Patients taking CISATRACURIUM BESYLATE who experience hypotension should discuss this symptom with their healthcare provider to determine whether it may be related to their medication and what alternatives may be available.
HYPOTENSION is moderately reported among CISATRACURIUM BESYLATE users, representing a notable but not dominant share of adverse events.
In addition to hypotension, the following adverse reactions have been reported for CISATRACURIUM BESYLATE:
The following drugs have also been linked to hypotension in FDA adverse event reports:
HYPOTENSION has been reported as an adverse event in 146 FDA reports for CISATRACURIUM BESYLATE. This does not prove causation, but indicates an association observed in post-market surveillance data.

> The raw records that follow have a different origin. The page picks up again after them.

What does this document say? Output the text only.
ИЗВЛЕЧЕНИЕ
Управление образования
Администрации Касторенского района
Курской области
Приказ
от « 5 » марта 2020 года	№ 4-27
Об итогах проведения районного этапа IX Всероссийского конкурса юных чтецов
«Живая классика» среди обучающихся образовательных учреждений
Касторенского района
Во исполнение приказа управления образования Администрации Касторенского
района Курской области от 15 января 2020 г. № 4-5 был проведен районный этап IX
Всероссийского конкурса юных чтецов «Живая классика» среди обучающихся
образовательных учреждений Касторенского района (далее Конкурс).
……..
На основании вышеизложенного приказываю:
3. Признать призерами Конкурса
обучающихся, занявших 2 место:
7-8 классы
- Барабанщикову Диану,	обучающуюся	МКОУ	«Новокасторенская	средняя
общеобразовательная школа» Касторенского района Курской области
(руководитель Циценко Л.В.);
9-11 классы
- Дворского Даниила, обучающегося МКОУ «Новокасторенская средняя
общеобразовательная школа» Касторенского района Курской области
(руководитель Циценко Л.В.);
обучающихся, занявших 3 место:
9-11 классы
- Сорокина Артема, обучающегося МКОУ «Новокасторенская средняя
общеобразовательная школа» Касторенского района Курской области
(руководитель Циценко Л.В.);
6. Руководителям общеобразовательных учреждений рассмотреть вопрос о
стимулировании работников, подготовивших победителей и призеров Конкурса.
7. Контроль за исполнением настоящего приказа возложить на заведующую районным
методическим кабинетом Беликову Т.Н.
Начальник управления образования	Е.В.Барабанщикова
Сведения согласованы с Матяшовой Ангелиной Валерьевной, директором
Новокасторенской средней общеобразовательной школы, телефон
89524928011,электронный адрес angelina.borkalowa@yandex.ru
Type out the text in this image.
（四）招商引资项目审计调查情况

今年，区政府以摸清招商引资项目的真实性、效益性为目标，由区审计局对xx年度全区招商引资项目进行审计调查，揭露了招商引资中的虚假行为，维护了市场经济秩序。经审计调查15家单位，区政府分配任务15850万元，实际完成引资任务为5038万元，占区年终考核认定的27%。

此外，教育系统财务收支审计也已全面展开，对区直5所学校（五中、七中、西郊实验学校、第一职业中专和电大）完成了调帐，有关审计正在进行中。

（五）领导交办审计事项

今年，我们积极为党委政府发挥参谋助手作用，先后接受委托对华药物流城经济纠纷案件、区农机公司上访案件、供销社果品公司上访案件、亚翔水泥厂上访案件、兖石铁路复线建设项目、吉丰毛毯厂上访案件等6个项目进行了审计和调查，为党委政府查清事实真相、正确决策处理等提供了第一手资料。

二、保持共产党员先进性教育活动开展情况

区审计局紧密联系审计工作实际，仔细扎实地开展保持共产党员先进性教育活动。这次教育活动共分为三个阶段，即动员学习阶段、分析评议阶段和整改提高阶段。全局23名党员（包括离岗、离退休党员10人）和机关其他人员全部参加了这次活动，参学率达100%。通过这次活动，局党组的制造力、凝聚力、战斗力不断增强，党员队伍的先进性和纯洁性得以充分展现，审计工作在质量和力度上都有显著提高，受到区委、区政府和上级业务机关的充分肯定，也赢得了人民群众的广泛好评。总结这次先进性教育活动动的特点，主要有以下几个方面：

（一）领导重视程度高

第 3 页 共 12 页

HYPOTENSION accounts for approximately 4.0% of all adverse event reports for CISATRACURIUM BESYLATE, making it one of the most commonly reported side effect.
If you experience hypotension while taking CISATRACURIUM BESYLATE, contact your healthcare provider. They can evaluate whether the symptom is related to your medication and discuss potential adjustments to your treatment plan. Do not stop taking prescribed medication without consulting your doctor.